Jargon can be very confusing and very frustrating to many people. I am often asked: What is forex trading ?… what does ‘forex’ stand for?
When I tell them ‘forex’, or even FX is simply a short term for ‘foreign exchange’ representing the exchange of one countries money e.g. the dollar for another countries money e.g. the euro their faces light up with understanding and they usually smile.
Many people already have some experience of exchanging currencies when they are going to another country for business or on vacation. You probably realize as well that the banks are constantly changing money for businesses who import or export goods from foreign countries.
However, an estimated 70%-90% of currency transactions are speculative. This means that the person or institution making the exchange has no intention of taking delivery of the currency that they have ordered, but plans to trade it back at a profit. This is forex or currency trading.
Most world currencies no longer have a fixed exchange rate, so their values or prices are constantly fluctuating. When a country is experiencing an economic boom is currency value will generally be strong, or high. When a country has an economic crisis or downturn, its currency will usually fall too.

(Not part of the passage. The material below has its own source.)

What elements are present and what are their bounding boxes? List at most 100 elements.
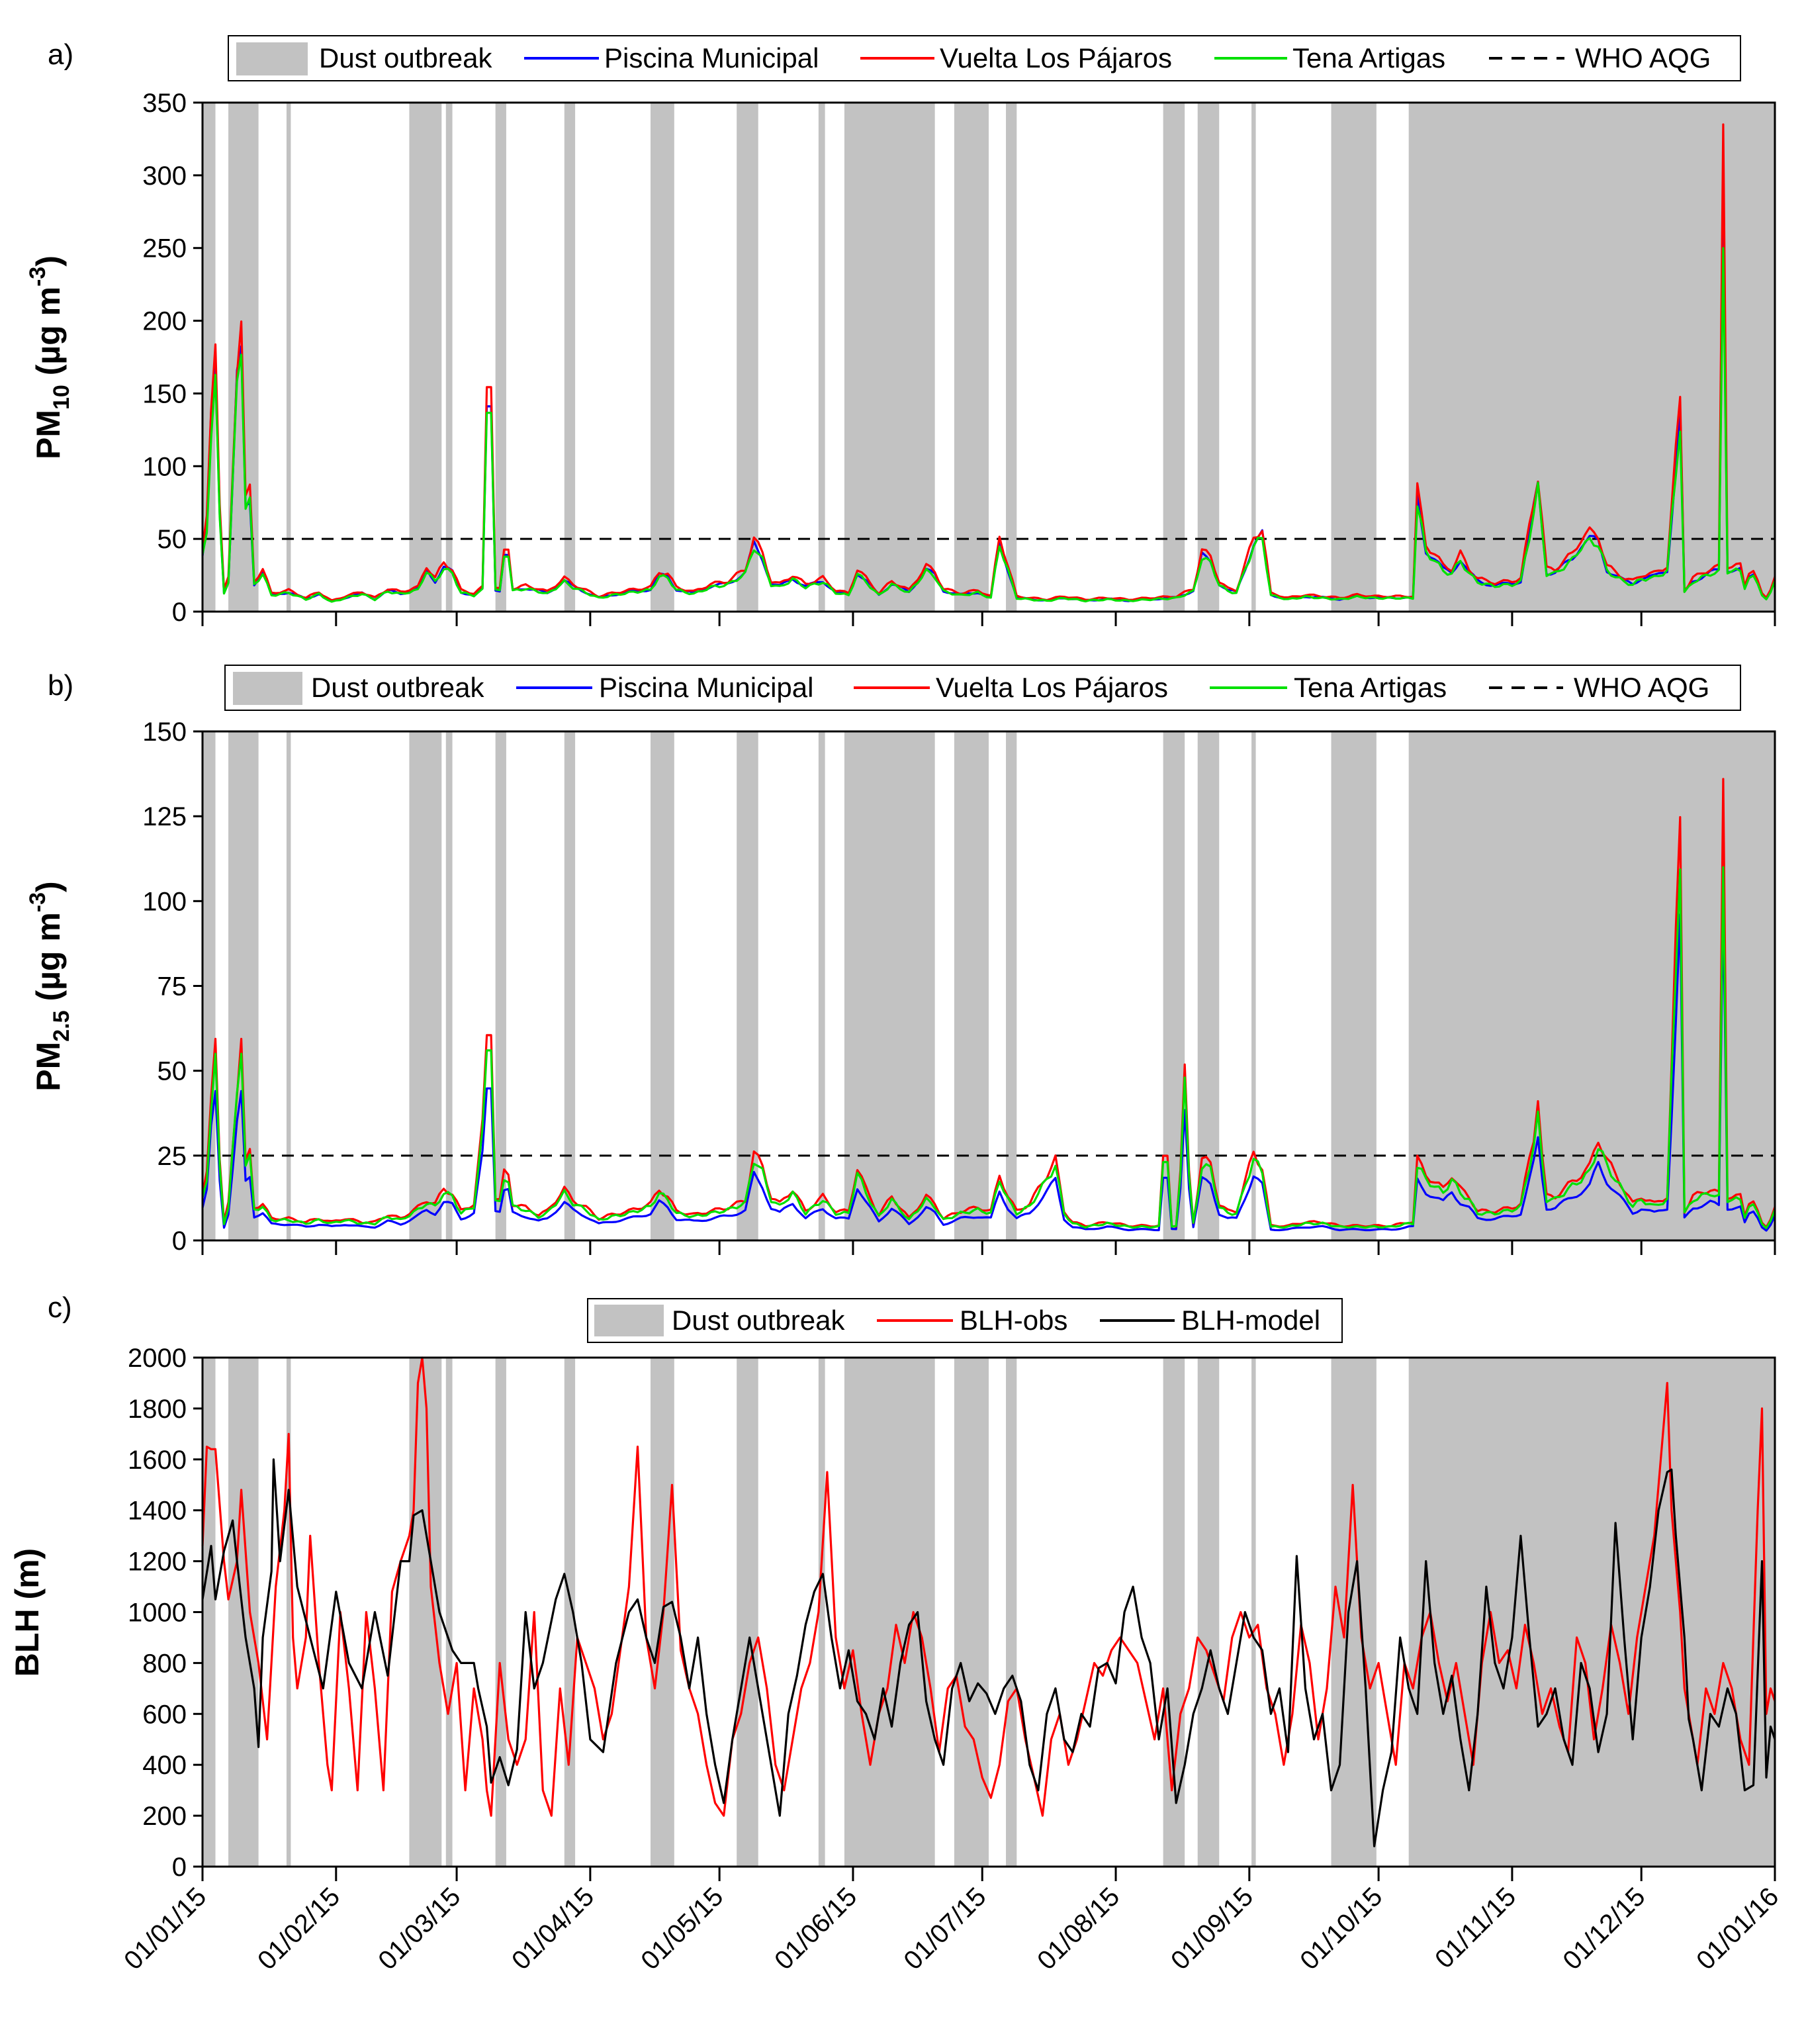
series-line-blh-model — [201, 1458, 1776, 1847]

Since small changes in values are happening every minute to every currency, there is a lot of potential for financial traders to make money by buying a currency whose price is rising in exchange for one whose price is falling.
Unlike with stocks, you are always dealing with a pair of currencies because you have to give money in one currency to get it in another. Each currency is denoted by three letters and the major pairs will look like this: EUR/USD (euro/US dollar), GBP/JPY (British pound, Japanese yen) etc.
Unlike stocks of course you do not receive any dividends on a currency investment. You have to act on rising and falling trends or economic and financial news to decide when to buy and sell.
You then close the trade by exchanging the opposite way and if the market has moved far enough in the direction you expected, you will come out with a profit.
Until recent years the market was entirely in the hands of banks and other institutions with large investment funds but the development of the internet has meant that much smaller investors can enter the markets via their home computer.
You need a broker and there are many who cater to the smaller trader by offering mini forex trading accounts so that you can start up with just a few hundred dollars. A larger starting fund is recommended. Like all speculative trading, this is a risky form of investment so you should only be trading with money that you do not need for other purposes.
Fortunately most brokers offer free forex demo accounts where you can learn your trading skills by practicing in demonstration mode before you ever risk a real cent.
You can use leverage to control larger sums of money than you have in your account. This means that theoretically you can make a lot of money in a short time, and this is a very attractive prospect for a growing number of people.
Keep in mind that money can be lost very fast too. Solid training, experience with a demo account and a good system are some of the qualities that you will need to cultivate if you want to explore what is forex trading for real.